I recently encountered this bit of vivid writing in a music review: “A pianist of flashy, almost rococo, technique, he executed the complicated cadenza with great flare.”  Hmmm. Among his spectacular qualities, he also seems to be a pyromaniac.

The flare with which he attacked all those black and white keys is “a fire or blaze of light used to signal or illuminate.”  The noun was first used around 1580, but its etymological origin is unknown.

As a verb flare has two meanings.  One is to “burst out in flame or violent emotion,” like a tea party member when Obamacare is mentioned.  The other is to “open and spread outward,” like the nostrils of a tea party member when Obamacare is mentioned.  In the latter sense it may spring from the Dutch word vlederen, to “flutter.”

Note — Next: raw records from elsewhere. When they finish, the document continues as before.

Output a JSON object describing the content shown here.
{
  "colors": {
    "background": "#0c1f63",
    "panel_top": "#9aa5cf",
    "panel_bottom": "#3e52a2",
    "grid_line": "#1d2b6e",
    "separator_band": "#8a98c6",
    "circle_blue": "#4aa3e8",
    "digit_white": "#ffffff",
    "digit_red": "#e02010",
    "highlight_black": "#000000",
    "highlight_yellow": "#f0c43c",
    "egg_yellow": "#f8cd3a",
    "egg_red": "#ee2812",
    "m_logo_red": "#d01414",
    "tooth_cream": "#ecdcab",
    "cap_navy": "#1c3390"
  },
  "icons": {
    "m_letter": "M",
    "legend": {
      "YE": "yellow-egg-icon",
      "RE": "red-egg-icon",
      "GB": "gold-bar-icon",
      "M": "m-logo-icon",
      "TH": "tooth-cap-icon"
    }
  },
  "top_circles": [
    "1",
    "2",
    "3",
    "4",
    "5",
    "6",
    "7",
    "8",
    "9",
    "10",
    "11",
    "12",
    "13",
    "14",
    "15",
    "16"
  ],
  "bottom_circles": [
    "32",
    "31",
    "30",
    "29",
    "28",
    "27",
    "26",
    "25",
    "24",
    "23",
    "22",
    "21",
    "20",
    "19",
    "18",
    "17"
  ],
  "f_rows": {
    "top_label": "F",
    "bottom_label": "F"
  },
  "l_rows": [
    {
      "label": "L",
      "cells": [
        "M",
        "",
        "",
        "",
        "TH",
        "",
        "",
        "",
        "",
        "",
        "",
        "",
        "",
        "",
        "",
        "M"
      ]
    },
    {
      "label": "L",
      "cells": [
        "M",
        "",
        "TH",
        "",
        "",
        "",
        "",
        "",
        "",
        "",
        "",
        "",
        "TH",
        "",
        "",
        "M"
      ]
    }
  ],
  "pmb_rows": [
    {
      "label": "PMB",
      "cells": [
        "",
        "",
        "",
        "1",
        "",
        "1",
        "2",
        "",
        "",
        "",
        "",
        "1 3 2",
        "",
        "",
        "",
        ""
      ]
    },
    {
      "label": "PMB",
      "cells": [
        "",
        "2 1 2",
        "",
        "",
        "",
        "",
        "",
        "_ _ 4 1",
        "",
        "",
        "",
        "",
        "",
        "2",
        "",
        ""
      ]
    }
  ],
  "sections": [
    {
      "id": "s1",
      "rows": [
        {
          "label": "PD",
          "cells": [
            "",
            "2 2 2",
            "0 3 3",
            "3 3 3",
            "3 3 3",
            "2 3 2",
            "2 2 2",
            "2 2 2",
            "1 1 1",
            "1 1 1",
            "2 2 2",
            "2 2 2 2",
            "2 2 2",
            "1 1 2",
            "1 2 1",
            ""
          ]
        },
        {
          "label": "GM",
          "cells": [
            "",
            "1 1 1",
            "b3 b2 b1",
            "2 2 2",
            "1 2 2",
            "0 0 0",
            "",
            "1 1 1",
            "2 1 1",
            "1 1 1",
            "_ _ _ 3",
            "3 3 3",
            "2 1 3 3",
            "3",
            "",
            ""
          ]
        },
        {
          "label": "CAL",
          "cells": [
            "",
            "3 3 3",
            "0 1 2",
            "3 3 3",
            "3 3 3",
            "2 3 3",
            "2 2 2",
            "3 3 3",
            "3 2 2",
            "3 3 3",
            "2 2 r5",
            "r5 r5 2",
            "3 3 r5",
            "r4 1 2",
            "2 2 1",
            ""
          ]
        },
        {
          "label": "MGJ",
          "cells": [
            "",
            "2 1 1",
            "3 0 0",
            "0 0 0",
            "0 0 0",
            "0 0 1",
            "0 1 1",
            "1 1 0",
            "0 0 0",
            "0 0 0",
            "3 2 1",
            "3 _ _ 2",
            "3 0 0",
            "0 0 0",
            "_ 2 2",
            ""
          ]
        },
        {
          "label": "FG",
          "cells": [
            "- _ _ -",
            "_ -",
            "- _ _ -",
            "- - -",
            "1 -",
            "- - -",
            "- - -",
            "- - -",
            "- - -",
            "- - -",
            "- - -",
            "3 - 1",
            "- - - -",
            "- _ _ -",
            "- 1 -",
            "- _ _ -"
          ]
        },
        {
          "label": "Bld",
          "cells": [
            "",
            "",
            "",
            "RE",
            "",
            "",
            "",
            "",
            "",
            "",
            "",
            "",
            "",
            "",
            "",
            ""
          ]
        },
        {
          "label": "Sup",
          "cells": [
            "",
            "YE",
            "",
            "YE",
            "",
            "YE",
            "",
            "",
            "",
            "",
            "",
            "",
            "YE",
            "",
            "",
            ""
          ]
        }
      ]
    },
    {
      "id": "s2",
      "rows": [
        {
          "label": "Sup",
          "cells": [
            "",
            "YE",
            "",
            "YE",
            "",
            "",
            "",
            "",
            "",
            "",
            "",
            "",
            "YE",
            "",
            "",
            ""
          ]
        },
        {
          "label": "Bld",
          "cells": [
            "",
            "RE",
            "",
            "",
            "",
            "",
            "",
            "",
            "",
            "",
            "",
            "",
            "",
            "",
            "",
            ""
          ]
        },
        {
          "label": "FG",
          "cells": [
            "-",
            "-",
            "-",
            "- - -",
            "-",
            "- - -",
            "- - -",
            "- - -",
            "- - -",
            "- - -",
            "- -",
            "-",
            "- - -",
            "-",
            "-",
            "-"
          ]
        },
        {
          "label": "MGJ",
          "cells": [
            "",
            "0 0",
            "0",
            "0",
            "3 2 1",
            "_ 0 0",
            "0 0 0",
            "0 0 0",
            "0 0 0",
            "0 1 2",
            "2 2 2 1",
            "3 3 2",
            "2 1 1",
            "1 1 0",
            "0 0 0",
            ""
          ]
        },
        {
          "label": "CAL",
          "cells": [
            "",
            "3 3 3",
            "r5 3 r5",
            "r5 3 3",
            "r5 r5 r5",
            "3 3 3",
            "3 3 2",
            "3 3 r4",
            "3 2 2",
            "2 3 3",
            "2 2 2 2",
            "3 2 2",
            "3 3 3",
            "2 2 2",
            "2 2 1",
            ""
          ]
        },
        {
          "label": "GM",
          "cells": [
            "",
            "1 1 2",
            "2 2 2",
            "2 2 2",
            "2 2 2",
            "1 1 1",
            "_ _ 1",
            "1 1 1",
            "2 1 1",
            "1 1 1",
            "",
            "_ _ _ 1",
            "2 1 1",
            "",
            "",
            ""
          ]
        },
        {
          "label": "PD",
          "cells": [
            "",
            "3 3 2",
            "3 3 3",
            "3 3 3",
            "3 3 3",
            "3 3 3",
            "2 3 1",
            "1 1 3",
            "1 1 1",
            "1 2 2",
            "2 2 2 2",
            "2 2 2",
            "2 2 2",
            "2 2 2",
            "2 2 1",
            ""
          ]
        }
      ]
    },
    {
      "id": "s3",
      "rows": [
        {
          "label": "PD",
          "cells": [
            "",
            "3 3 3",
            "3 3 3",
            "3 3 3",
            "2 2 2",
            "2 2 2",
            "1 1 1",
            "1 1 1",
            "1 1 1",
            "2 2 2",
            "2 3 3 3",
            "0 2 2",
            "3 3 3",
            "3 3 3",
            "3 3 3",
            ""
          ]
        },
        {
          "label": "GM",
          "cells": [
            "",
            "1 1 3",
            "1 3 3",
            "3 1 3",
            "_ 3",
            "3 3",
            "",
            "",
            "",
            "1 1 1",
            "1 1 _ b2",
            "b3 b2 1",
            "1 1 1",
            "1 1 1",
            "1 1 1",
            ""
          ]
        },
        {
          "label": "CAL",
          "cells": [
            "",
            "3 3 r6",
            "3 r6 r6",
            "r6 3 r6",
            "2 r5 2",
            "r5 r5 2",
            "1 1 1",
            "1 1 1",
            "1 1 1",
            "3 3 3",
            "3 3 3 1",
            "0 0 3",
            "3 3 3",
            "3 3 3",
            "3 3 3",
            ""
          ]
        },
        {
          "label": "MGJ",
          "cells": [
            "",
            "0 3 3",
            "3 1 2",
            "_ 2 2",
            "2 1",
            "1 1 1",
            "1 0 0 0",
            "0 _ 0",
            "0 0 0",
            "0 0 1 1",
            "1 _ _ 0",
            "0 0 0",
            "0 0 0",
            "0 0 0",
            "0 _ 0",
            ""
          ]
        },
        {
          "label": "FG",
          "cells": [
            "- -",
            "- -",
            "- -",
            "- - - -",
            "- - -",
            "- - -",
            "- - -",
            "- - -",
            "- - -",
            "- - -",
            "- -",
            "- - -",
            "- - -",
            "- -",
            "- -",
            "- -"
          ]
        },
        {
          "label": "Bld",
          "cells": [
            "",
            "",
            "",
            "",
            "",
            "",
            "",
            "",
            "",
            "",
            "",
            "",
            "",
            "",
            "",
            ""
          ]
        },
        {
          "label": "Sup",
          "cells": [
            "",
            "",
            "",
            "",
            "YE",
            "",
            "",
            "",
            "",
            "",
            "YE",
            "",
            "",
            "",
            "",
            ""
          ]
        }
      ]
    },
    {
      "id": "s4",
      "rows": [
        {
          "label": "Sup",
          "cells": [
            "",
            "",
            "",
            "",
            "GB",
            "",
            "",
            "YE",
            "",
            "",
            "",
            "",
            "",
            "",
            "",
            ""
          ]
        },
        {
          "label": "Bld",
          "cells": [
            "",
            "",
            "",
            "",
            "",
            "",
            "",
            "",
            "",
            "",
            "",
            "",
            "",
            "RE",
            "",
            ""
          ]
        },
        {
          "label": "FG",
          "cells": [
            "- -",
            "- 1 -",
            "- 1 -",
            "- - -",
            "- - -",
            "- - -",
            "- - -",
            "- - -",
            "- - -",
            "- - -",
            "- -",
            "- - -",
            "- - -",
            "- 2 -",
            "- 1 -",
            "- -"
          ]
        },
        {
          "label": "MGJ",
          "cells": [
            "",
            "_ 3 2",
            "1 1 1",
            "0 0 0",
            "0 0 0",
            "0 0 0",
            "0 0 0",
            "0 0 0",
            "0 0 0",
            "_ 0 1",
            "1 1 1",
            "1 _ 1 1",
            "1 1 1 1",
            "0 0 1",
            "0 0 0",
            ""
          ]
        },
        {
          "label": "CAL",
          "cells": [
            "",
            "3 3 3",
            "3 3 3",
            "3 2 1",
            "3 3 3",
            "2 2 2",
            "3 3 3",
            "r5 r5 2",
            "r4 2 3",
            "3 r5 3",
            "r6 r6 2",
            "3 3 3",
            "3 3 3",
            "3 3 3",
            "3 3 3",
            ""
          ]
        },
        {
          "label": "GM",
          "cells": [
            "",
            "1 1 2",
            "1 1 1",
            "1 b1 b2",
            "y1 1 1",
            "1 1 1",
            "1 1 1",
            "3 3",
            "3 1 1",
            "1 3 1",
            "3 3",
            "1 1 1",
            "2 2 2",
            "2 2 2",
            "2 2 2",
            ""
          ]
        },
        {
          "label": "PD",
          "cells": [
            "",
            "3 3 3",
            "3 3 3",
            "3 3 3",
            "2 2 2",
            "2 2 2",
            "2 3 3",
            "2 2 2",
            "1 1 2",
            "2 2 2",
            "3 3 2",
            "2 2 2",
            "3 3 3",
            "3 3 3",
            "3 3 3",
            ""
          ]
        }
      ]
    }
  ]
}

What the reviewer probably meant was flair, meaning “style, or a uniquely attractive quality.”  A much more recent word in English, from around 1880, it derives from Old French flairier, which, rather surprisingly, means, “to give off an odor” and has its root in the Latin fragrare. 

Many critics urge that a flare be applied to every scrap of the Bard of Buffalo Bayou’s hen-scratchings, which, unfortunately, are not quite illegible enough to be ignored while they are still intact.

            A man hailed a taxi with flair,
            Said he had to get to the fair.
                        But the taxi broke down
                        On the way out of town,
            And the fare hailed a new cab with flare.
            That cabbie called his wife to declare
            “I’ll be late home, ‘cause I have a fare.”
                        When he got home, she shot him,
                        Then explained why she got him:
            “I thought he said ‘an affair’.”

            A tough guy who swaggered with flair
            Pinned a red rose in his hair.
                        Dressed in high heels and pearls
                        Just like one of the girls—
           Now his picture’s in Vanity Fair.